I think I jinxed myself when I said we have one major crisis a day. Today, we had two. That's assuming we're counting driving days rather than calendar days.
The first was almost a repeat of two days ago. Remember the whole "low fuel means priming" thing? Well... Last night I had no problem starting Buster up after leaving the pump. But this morning was another story. I found out afterwards these particular vehicles are notorious for having air settle in there overnight while parked. This might explain why it takes so much cranking and pumping to start Buster up if he's been sitting too long. He just didn't want to move.
I asked two different bystanders to help me by pushing the valve, but both freaked out since there was a good amount of fuel coming out when they did. So... AAA again. I can't believe I've wasted two of my roadside calls on this! Especially in light of what happens later.
Once we got rolling, we made some good progress for quite a while. I was being super hyper diligent about fueling up every chance I got, so I never even got below half on tank one. On a fuel stop in Lexington, Nebraska, shifting felt funny. I'd had the transmission fluid checked and topped off before I left Torrance, but yesterday was a tough day, so I figured it might be low. It was.
I couldn't figure out how to add transmission fluid at first, until a friendly trucker named Steve helped me. He told me you actually have to pour it into that tiny spout where the very long transmission dipstick comes out. Two different funnels later, I finally figured out how to do it, and filled it up. 2.5 quarts did the trick, and I didn't want to over fill it so I decided just to keep my eye on things.
I wanted to cover a lot of ground to make up for the late start, but unfortunately, I did not get my wish. I got the exact opposite of my wish, and this was crisis number 2. Stopping for fuel in Des Moines, the transmission went out entirely, so that Buster was able to move only in reverse.
As I waited for the tow truck, I went over everything in my head. Why hadn't I listened to Mike, and gotten on 40 instead of pushing Buster up over 12,000 feet? I-40 tops out at less than 8,000. But the truth is, if I really think back, I was worried about the transmission back in Los Angeles. I took Buster to not one but two transmission shops. Neither had time for a full check-out, but both dismissed my concerns, when I explained them, as me just not being familiar with the sounds and movements of diesel vehicles.
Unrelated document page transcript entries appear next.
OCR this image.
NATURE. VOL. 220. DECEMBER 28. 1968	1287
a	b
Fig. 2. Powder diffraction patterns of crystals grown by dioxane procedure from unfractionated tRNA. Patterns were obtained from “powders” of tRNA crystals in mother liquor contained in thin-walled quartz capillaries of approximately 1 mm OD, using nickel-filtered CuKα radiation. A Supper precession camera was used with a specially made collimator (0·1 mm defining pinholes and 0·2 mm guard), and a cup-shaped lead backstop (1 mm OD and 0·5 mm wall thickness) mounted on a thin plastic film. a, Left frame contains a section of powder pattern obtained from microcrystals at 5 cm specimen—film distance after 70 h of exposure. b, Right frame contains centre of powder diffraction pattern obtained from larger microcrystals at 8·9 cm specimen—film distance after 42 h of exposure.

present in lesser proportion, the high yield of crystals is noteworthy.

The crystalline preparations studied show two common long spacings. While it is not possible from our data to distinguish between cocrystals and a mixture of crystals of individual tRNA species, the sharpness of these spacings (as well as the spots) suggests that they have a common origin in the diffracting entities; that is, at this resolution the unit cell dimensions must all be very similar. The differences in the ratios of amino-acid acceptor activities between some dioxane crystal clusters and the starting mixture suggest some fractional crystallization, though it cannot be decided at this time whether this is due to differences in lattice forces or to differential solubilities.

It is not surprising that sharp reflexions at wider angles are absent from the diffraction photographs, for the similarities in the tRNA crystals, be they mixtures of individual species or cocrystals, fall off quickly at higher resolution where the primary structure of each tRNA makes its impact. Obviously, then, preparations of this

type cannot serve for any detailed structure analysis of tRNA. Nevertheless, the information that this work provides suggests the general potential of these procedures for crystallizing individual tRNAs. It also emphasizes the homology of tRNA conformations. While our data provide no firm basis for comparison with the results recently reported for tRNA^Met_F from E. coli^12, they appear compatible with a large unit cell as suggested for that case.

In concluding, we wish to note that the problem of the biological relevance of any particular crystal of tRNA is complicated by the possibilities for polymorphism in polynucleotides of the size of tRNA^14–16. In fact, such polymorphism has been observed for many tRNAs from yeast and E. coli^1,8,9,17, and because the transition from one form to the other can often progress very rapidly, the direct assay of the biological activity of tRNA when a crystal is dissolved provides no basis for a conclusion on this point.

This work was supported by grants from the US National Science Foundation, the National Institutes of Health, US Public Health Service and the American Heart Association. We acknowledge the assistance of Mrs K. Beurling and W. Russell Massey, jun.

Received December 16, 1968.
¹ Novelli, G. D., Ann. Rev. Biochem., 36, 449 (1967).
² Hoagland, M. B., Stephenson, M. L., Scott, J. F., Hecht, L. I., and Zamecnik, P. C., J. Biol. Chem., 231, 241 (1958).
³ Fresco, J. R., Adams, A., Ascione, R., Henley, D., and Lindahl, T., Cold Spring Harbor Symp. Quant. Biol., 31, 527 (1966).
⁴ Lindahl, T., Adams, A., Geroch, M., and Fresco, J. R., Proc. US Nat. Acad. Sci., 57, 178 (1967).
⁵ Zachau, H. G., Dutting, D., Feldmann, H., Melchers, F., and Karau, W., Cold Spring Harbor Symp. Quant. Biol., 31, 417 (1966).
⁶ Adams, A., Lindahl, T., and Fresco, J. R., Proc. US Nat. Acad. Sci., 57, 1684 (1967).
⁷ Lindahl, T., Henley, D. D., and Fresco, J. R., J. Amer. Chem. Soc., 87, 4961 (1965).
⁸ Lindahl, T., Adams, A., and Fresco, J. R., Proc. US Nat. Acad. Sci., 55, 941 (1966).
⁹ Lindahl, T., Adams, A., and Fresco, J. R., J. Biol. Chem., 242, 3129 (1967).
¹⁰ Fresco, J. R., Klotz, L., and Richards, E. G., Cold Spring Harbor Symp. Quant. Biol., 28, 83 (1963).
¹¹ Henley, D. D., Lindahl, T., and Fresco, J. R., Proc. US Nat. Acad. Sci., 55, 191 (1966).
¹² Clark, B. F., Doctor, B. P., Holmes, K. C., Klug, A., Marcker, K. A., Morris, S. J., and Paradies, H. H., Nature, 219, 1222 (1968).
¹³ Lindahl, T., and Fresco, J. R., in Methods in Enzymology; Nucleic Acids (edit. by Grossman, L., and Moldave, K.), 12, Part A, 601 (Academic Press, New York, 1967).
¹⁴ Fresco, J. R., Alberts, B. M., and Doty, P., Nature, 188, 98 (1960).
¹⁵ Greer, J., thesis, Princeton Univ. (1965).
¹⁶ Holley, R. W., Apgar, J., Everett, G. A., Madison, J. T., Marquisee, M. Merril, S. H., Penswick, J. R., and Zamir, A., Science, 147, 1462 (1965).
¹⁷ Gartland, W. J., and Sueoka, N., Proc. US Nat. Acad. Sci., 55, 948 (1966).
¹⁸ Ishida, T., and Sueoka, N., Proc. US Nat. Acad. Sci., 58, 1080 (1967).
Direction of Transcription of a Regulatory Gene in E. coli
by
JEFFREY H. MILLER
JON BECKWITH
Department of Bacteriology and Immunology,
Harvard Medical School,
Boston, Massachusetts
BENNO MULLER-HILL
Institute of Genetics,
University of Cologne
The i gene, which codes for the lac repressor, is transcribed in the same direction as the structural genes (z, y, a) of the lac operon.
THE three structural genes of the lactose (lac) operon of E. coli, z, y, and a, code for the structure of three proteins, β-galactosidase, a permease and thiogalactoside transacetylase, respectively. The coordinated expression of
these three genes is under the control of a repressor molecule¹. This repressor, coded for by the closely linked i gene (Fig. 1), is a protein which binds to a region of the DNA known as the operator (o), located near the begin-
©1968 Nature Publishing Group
They'd said the flashing "overdrive off" light was probably just a malfunction of the light, since everything came up clean on their computers. My friend and mechanical savant Neal had changed the sensor on the differential, and that seemed to have worked. I don't know if this could have been predicted or prevented, or if it's just something that happened. I'm hoping the problem turns out to be something as simple as the solenoid, and not the full-on tranny. I don't know what I'll do if that's the case - I don't have the time or the money for a rebuild!
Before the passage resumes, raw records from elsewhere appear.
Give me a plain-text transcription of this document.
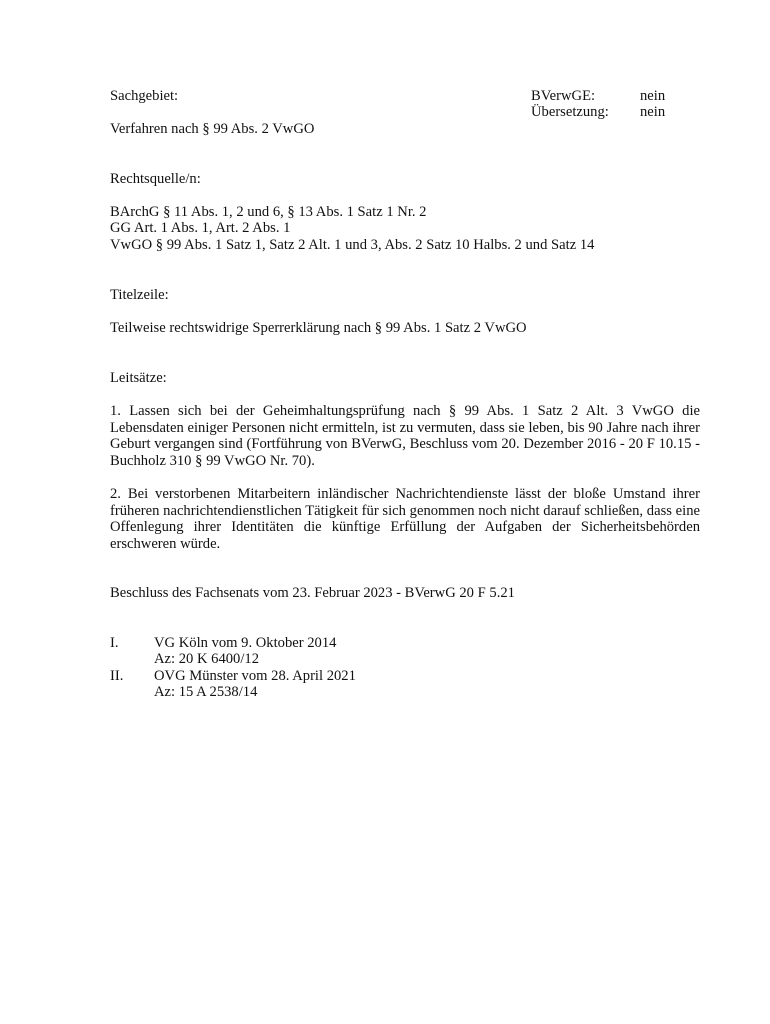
Sachgebiet:	BVerwGE:	nein
Übersetzung: nein
Verfahren nach § 99 Abs. 2 VwGO
Rechtsquelle/n:
BArchG § 11 Abs. 1, 2 und 6, § 13 Abs. 1 Satz 1 Nr. 2
GG Art. 1 Abs. 1, Art. 2 Abs. 1
VwGO § 99 Abs. 1 Satz 1, Satz 2 Alt. 1 und 3, Abs. 2 Satz 10 Halbs. 2 und Satz 14
Titelzeile:
Teilweise rechtswidrige Sperrerklärung nach § 99 Abs. 1 Satz 2 VwGO
Leitsätze:

1. Lassen sich bei der Geheimhaltungsprüfung nach § 99 Abs. 1 Satz 2 Alt. 3 VwGO die Lebensdaten einiger Personen nicht ermitteln, ist zu vermuten, dass sie leben, bis 90 Jahre nach ihrer Geburt vergangen sind (Fortführung von BVerwG, Beschluss vom 20. Dezember 2016 - 20 F 10.15 - Buchholz 310 § 99 VwGO Nr. 70).

2. Bei verstorbenen Mitarbeitern inländischer Nachrichtendienste lässt der bloße Umstand ihrer früheren nachrichtendienstlichen Tätigkeit für sich genommen noch nicht darauf schließen, dass eine Offenlegung ihrer Identitäten die künftige Erfüllung der Aufgaben der Sicherheitsbehörden erschweren würde.

Beschluss des Fachsenats vom 23. Februar 2023 - BVerwG 20 F 5.21
I. VG Köln vom 9. Oktober 2014
Az: 20 K 6400/12
II. OVG Münster vom 28. April 2021
Az: 15 A 2538/14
I'm stuck in Des Moines, anyway, for a couple of days, since it's the weekend and the repair shops won't be open till Monday. The tow truck driver was so super nice. He actually agreed to tow Buster twice for the cost of one AAA call, first to the WalMart parking lot, then to the shop on Monday morning. That way, I can spend the day tomorrow organizing Buster's interior, so at least the day won't be totally wasted. Then... Monday... we find out the verdict.
Oh hey! In all the excitement I almost forgot to mention that I got stopped by a Nebraska state trooper today. Made me feel all Springsteen. Hit play below if you want to see what I'm talking about, or if you know what I'm talking about and feel like jumping in the way-back machine for a second. Don't worry, he didn't haul me in.